We can’t pretend that Texas is suddenly having issues though, as the situation in Austin has been much different than that in Norman in recent memory. In the five years prior to 2022, Texas has gone 37-25 under Tom Herman and Steve Sarkisian. In the five years prior to that, the Longhorns were 33-30. Texas football has a long and successful history, but 70-55 over the previous 10 years isn’t something Texas fans will look back on and relish. So what’s the issue?
I believe that Texas’ issues are quite unique, but also quite simple. Last year, I dove into this in great detail and it all comes down to who makes the decisions at the top for the Longhorns. Since Mack Brown made the decision to leave Texas, it seems that the donors are the ones pulling the strings in Austin, and that all comes back on the athletic director, Chris Del Conte. Many people may not know, but DeLoss Dodds left UT in 2013, after spending 32 years as Texas’ AD. Steve Patterson was his successor and after Patterson came Del Conte. Both of those guys failed to do what was needed, and that is keep a buffer between the coaches and the donors. Building a program takes time and space, and anybody after Mack Brown has had neither of those in their corner in Austin.
Texas A&M (3-7, 1-6)
The Aggies are having an all-time disappointing season in 2022, and a lot of that comes from how high expectations were coming into the year. Texas A&M signed the best recruiting class in college football history in 2022, so naturally, they were expected to have success immediately following that. However, they have put together their worst season under Jimbo Fisher and the worst season they’ve had since leaving the Big 12.
The first issue is A&M seems to have brought in more problems than solutions, as the program is rotting from the inside.

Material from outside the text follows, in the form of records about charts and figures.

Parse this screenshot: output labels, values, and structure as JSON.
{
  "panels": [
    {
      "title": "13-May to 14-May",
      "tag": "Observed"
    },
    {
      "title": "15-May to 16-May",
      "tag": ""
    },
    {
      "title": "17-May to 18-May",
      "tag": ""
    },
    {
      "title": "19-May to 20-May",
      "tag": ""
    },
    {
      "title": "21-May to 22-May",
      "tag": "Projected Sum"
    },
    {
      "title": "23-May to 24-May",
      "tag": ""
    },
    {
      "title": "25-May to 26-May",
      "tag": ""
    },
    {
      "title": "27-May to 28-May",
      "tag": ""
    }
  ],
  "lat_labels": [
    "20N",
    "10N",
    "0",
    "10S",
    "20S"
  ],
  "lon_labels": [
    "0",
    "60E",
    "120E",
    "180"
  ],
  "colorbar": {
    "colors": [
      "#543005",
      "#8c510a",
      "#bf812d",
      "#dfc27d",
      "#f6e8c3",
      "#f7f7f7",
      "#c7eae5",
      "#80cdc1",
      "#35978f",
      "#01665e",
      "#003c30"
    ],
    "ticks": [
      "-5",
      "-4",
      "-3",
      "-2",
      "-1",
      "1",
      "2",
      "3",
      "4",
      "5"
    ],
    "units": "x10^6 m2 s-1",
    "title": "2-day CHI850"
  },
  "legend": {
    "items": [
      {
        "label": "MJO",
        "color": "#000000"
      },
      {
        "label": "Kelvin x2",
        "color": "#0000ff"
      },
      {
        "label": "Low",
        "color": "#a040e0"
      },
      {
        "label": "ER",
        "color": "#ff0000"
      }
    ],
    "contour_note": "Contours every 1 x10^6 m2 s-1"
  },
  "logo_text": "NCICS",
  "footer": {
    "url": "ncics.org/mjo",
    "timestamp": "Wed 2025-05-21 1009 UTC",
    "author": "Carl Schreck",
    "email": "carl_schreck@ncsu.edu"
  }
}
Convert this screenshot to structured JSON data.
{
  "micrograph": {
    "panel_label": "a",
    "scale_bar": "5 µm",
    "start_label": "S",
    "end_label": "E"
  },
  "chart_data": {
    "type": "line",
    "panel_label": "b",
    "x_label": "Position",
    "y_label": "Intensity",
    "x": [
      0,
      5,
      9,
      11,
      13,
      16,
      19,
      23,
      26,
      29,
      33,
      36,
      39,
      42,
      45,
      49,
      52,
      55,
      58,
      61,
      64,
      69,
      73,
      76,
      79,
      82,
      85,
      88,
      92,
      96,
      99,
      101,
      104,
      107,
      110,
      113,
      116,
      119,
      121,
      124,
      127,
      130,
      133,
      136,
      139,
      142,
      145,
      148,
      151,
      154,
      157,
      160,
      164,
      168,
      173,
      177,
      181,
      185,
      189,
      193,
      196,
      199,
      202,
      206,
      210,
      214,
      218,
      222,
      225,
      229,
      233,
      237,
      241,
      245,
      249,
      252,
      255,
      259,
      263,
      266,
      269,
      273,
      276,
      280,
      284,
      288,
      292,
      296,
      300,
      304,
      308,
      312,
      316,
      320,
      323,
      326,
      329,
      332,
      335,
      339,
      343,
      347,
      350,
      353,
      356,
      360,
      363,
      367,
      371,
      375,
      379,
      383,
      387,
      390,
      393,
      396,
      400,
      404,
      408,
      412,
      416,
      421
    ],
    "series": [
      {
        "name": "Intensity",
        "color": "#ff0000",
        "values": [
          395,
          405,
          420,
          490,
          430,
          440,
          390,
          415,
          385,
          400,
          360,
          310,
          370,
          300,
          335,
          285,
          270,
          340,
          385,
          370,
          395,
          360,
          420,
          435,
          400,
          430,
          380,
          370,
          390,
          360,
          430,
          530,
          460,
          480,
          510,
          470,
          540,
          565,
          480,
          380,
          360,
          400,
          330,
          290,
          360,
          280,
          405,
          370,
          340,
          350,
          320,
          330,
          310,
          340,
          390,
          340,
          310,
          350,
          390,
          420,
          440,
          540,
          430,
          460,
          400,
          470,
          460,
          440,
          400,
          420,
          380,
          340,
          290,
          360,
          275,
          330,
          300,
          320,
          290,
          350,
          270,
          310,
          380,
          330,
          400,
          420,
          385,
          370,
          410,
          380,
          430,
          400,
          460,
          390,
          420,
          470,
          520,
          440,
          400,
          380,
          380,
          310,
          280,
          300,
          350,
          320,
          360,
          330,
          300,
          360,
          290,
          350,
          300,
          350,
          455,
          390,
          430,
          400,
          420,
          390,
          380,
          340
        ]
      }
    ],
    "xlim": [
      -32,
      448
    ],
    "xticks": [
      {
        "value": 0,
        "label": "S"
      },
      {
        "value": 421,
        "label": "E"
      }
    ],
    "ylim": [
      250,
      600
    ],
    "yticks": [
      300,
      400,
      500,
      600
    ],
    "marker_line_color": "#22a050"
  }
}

Much of that stems from their focus on NIL and using literal bags of cash to bring in top-tier talent, regardless of their fit within the program. There have been several players suspended for various reasons, some of which were reportedly caught smoking marijuana inside the Aggies’ locker room. That’s not something that is conducive to winning football. NIL is a great opportunity for college athletes, but only when it is used as it was intended. It’s clear, thus far, that A&M has abused NIL and it has hurt them.
Another issue I see from the outside has been Jimbo Fisher’s inability or lack of desire to update his offensive scheme. Texas A&M is running an offense that has been outdated for the last half-century. In an age of high-flying offenses like Steve Sarkisian, Lincoln Riley, and Jeff Lebby run, Fisher has decided to keep his scheme the same and their offense has struggled mightily because of it. Bringing in somebody like Garrett Riley would help them out tremendously, and I would be surprised if the TCU offensive coordinator doesn’t get a call from College Station this off-season.
Unfortunately for A&M, I believe that Fisher needs to go for Texas A&M to climb out of its current hole, but they have 86 million reasons to hold onto him. Until boosters decide to funnel that money into a fund to pay his buyout instead of thinking NIL is what will solve the problem, they will have to continue seeing this graphic get worse and worse.